Dinda
ingatkah dulu ketika kita memandangi layang - layang yang baru saja dibawa
ayahmu dari kota?. Ukurannya begitu besar, tidak seperti yang lainnya, tidak
seperti layang - layang teman - teman
kita, layang layang mu ada kuunciran dan ekor nya yang mengundang keceriaan
masa kanak kanak kita.
Dan
di sebuah tanah lapang kita mendampingi ayahmu menerbangkan dan memainkan
layang layang yang ukurannya itu lebih besar dari tubuh kita yang mungil,
tiupan angin kencang menerbangkan layang layang elok ke angkasa. Kuncirannya
dan ekor terus berurai-urai membentuk irama gerak yang begitu indah.
Kemudian
sesekali kita mencoba berganti posisi dengan ayahmu untuk belajar mengendalikan
terbangnya layang layang. Kau pun berdecak kagum dan akupun berdecak kagum.

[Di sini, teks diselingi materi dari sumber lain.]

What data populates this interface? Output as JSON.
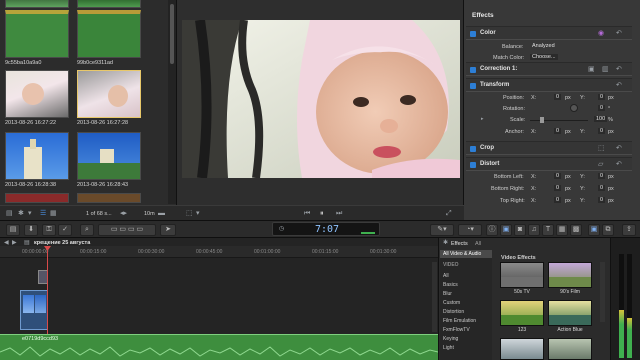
{
  "browser": {
    "clips": [
      {
        "label": "06baa42eb717",
        "thumb": "green-bar"
      },
      {
        "label": "",
        "thumb": "green-bar-2"
      },
      {
        "label": "9c55ba10a9a0",
        "thumb": "green-bar-3"
      },
      {
        "label": "99b0ce9311ad",
        "thumb": "green-bar-4"
      },
      {
        "label": "2013-08-26 16:27:22",
        "thumb": "baby"
      },
      {
        "label": "2013-08-26 16:27:28",
        "thumb": "baby-2"
      },
      {
        "label": "2013-08-26 16:28:38",
        "thumb": "church"
      },
      {
        "label": "2013-08-26 16:28:43",
        "thumb": "church-2"
      }
    ],
    "status_text": "1 of 68 s...",
    "duration_text": "10m"
  },
  "inspector": {
    "title": "Effects",
    "sections": {
      "color": "Color",
      "correction": "Correction 1:",
      "transform": "Transform",
      "crop": "Crop",
      "distort": "Distort"
    },
    "color_props": {
      "balance_label": "Balance:",
      "balance_value": "Analyzed",
      "match_label": "Match Color:",
      "match_value": "Choose..."
    },
    "transform_props": {
      "position_label": "Position:",
      "x": "X:",
      "x_val": "0",
      "px": "px",
      "y": "Y:",
      "y_val": "0",
      "rotation_label": "Rotation:",
      "rotation_val": "0",
      "deg": "°",
      "scale_label": "Scale:",
      "scale_val": "100",
      "pct": "%",
      "anchor_label": "Anchor:",
      "anchor_x": "0",
      "anchor_y": "0"
    },
    "distort_props": {
      "bottom_left": "Bottom Left:",
      "bottom_right": "Bottom Right:",
      "top_right": "Top Right:",
      "val": "0",
      "px": "px"
    }
  },
  "timecode": {
    "value": "7:07"
  },
  "timeline": {
    "project_name": "крещение 25 августа",
    "clip_label": "e0719d9ccd93",
    "ruler_ticks": [
      "00:00:00:00",
      "00:00:15:00",
      "00:00:30:00",
      "00:00:45:00",
      "00:01:00:00",
      "00:01:15:00",
      "00:01:30:00"
    ]
  },
  "effects": {
    "title": "Effects",
    "all_label": "All",
    "category_header": "All Video & Audio",
    "video_header": "VIDEO",
    "categories": [
      "All",
      "Basics",
      "Blur",
      "Custom",
      "Distortion",
      "Film Emulation",
      "FxmFlowTV",
      "Keying",
      "Light"
    ],
    "group_title": "Video Effects",
    "tiles": [
      {
        "name": "50s TV"
      },
      {
        "name": "90's Film"
      },
      {
        "name": "123"
      },
      {
        "name": "Action Blue"
      }
    ]
  },
  "colors": {
    "accent_blue": "#2d7fd6",
    "clip_green": "#3e8e3e",
    "playhead": "#d94a4a"
  }
}
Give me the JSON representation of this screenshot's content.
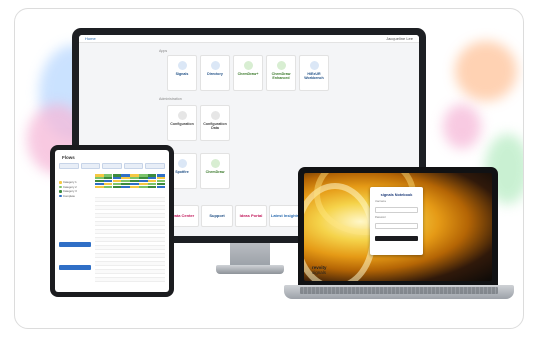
{
  "monitor": {
    "top_left": "Home",
    "top_right": "Jacqueline Lee",
    "section_top": "Apps",
    "section_mid": "Administration",
    "tiles_row1": [
      {
        "title": "Signals",
        "color": "#2b6cb0"
      },
      {
        "title": "Directory",
        "color": "#2b6cb0"
      },
      {
        "title": "ChemDraw+",
        "color": "#3c7a2c"
      },
      {
        "title": "ChemDraw Enhanced",
        "color": "#3c7a2c"
      },
      {
        "title": "HiExUR Workbench",
        "color": "#2b6cb0"
      }
    ],
    "tiles_row2": [
      {
        "title": "Configuration",
        "color": "#666666"
      },
      {
        "title": "Configuration Data",
        "color": "#666666"
      }
    ],
    "tiles_row3": [
      {
        "title": "Spotfire",
        "color": "#2b6cb0"
      },
      {
        "title": "ChemDraw",
        "color": "#3c7a2c"
      }
    ],
    "bottom_tiles": [
      {
        "label": "Data Center",
        "color": "#c2185b"
      },
      {
        "label": "Support",
        "color": "#1f4f85"
      },
      {
        "label": "Ideas Portal",
        "color": "#c2185b"
      },
      {
        "label": "Latest Insights",
        "color": "#2b6cb0"
      }
    ]
  },
  "tablet": {
    "title": "Flows",
    "grid_colors": [
      "#f5c842",
      "#7cc46a",
      "#3d8b3d",
      "#2f6fc6"
    ],
    "legend": [
      {
        "label": "Category 1",
        "color": "#f5c842"
      },
      {
        "label": "Category 2",
        "color": "#7cc46a"
      },
      {
        "label": "Category 3",
        "color": "#3d8b3d"
      },
      {
        "label": "Complete",
        "color": "#2f6fc6"
      }
    ]
  },
  "laptop": {
    "app_title": "signals Notebook",
    "login_field_1": "Username",
    "login_field_2": "Password",
    "brand_line_1": "revvity",
    "brand_line_2": "signals"
  },
  "colors": {
    "blob_pink": "#f6b8d8",
    "blob_blue": "#b9d8ff",
    "blob_orange": "#ffc39a",
    "blob_green": "#b8ecc4"
  }
}
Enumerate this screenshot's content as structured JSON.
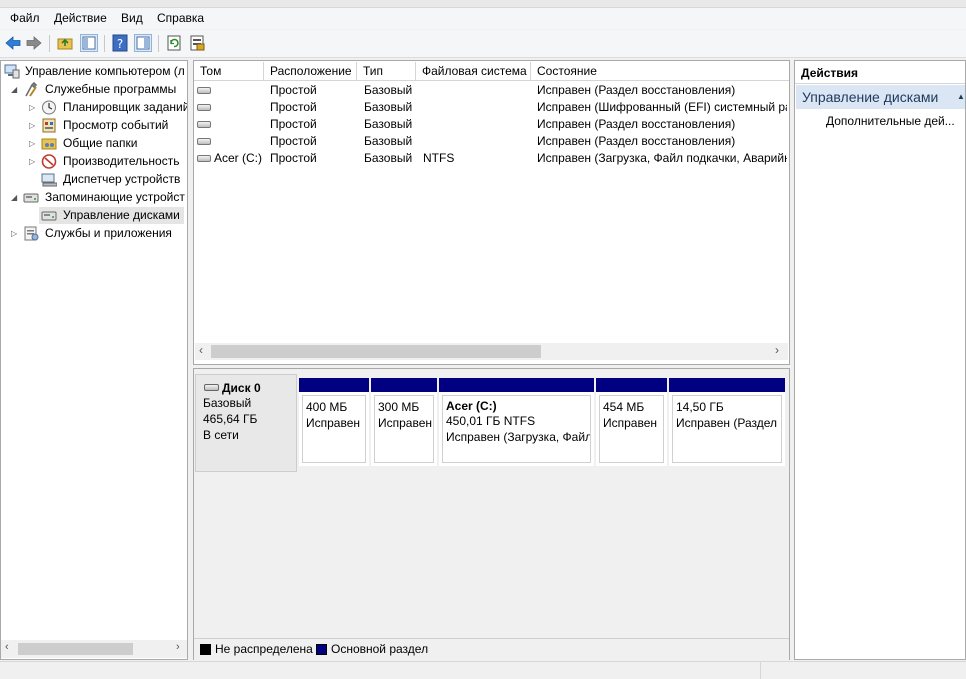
{
  "menu": {
    "items": [
      "Файл",
      "Действие",
      "Вид",
      "Справка"
    ]
  },
  "toolbar": {
    "icons": [
      "back-arrow-icon",
      "forward-arrow-icon",
      "up-folder-icon",
      "show-hide-tree-icon",
      "help-icon",
      "show-hide-action-pane-icon",
      "refresh-icon",
      "export-list-icon"
    ]
  },
  "tree": {
    "root": "Управление компьютером (л",
    "system_tools": "Служебные программы",
    "task_scheduler": "Планировщик заданий",
    "event_viewer": "Просмотр событий",
    "shared_folders": "Общие папки",
    "performance": "Производительность",
    "device_manager": "Диспетчер устройств",
    "storage": "Запоминающие устройст",
    "disk_management": "Управление дисками",
    "services_apps": "Службы и приложения"
  },
  "list": {
    "columns": [
      "Том",
      "Расположение",
      "Тип",
      "Файловая система",
      "Состояние"
    ],
    "rows": [
      {
        "volume": "",
        "layout": "Простой",
        "type": "Базовый",
        "fs": "",
        "status": "Исправен (Раздел восстановления)"
      },
      {
        "volume": "",
        "layout": "Простой",
        "type": "Базовый",
        "fs": "",
        "status": "Исправен (Шифрованный (EFI) системный ра"
      },
      {
        "volume": "",
        "layout": "Простой",
        "type": "Базовый",
        "fs": "",
        "status": "Исправен (Раздел восстановления)"
      },
      {
        "volume": "",
        "layout": "Простой",
        "type": "Базовый",
        "fs": "",
        "status": "Исправен (Раздел восстановления)"
      },
      {
        "volume": "Acer (C:)",
        "layout": "Простой",
        "type": "Базовый",
        "fs": "NTFS",
        "status": "Исправен (Загрузка, Файл подкачки, Аварийн"
      }
    ]
  },
  "disk": {
    "name": "Диск 0",
    "type": "Базовый",
    "size": "465,64 ГБ",
    "status": "В сети",
    "partitions": [
      {
        "title": "",
        "size": "400 МБ",
        "status": "Исправен"
      },
      {
        "title": "",
        "size": "300 МБ",
        "status": "Исправен"
      },
      {
        "title": "Acer  (C:)",
        "size": "450,01 ГБ NTFS",
        "status": "Исправен (Загрузка, Файл"
      },
      {
        "title": "",
        "size": "454 МБ",
        "status": "Исправен"
      },
      {
        "title": "",
        "size": "14,50 ГБ",
        "status": "Исправен (Раздел"
      }
    ]
  },
  "legend": {
    "unallocated": "Не распределена",
    "primary": "Основной раздел"
  },
  "colors": {
    "primary_partition": "#000080",
    "unallocated": "#000000",
    "selection": "#cce8ff",
    "actions_header": "#dbe6f4"
  },
  "actions": {
    "header": "Действия",
    "section": "Управление дисками",
    "more": "Дополнительные дей..."
  }
}
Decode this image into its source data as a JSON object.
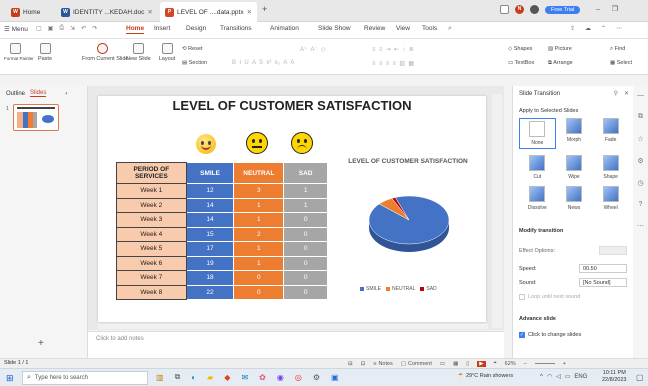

Matamu berbinar menatapi keelokan layang - layang yang sedang terbang
diangkasa,
"ayah,"
ucapmu tiba-tiba, ayahmu pun menoleh
"ayah, dinda ingin bisa seperti layang-layang. Bisa
terbang kemana mana diangkasa " tambahmu sambil terus menatapi gerak gerik
layang-layang".
Mendengar
itu ayahmu pun membelai rambut pendekmu mu yang berkuncir dua
"sebaiknya
dinda tidak berandai andai jadi layang-layang sayang!" ucap ayahmu
"kenapa,
ayah? Kan kalo dinda jadi layang-layang dinda bisa liat kebawah, bisa liat
bulan dengan dekat, dan bisa terbang pokoknya" sergahmu penuh tanda tanya,
dan aku mengiyakan kata kata mu
"dinda,
jangan pernah berandai andai jadi layang layang, coba dinda lihat meski
layang-layang berada di tempat yang tinggi, tapi tetapkan dikendalikan dari
bawah" jelas ayahmu bijak
Dan
tentu pemahaman kita belum sampai ke sana waktu itu, yang kita tahu
layang-layang yang terbang itu indah
Ayahmu
mengerti kapasitas pemahaman kita namun dia tampaknya ingin melanjutkan nasihatnya,
tali nylon layangan itu dililitkannya pada sebuah pohon.
"anak
anakku kemarilah!" ucap ayahmu pada kita
Di
tepi tanah lapang ada sebuah kursi kayu panjang, kita duduk di sana mengikuti
ajakan ayahmu sementara layang-layang kita biarkan terbang dan nylon nya
terikat pada sebuah pohon
"anak-anak
ku dengarlah, setiap orang ingin selalu berada di tempat tinggi. Ingin menjadi
pemimpin yang disegani, menjadi orang teratas di organisasi, perusahaan bahkan
mungkin negara namun, berhati hatilah ketika optimisme meraih posisi tinggi itu
tidak sejalan dengan idealisme dan
kemampuan diri yang memadai. Karena kita bisa seperti layang-layang. Berada di
posisi yang paling tinggi, sementara sang pengendali ada di bawah. Ia berada di
posisi tinggi karena ada 'tangan-tangan' di bawah yang membuatnya tinggi.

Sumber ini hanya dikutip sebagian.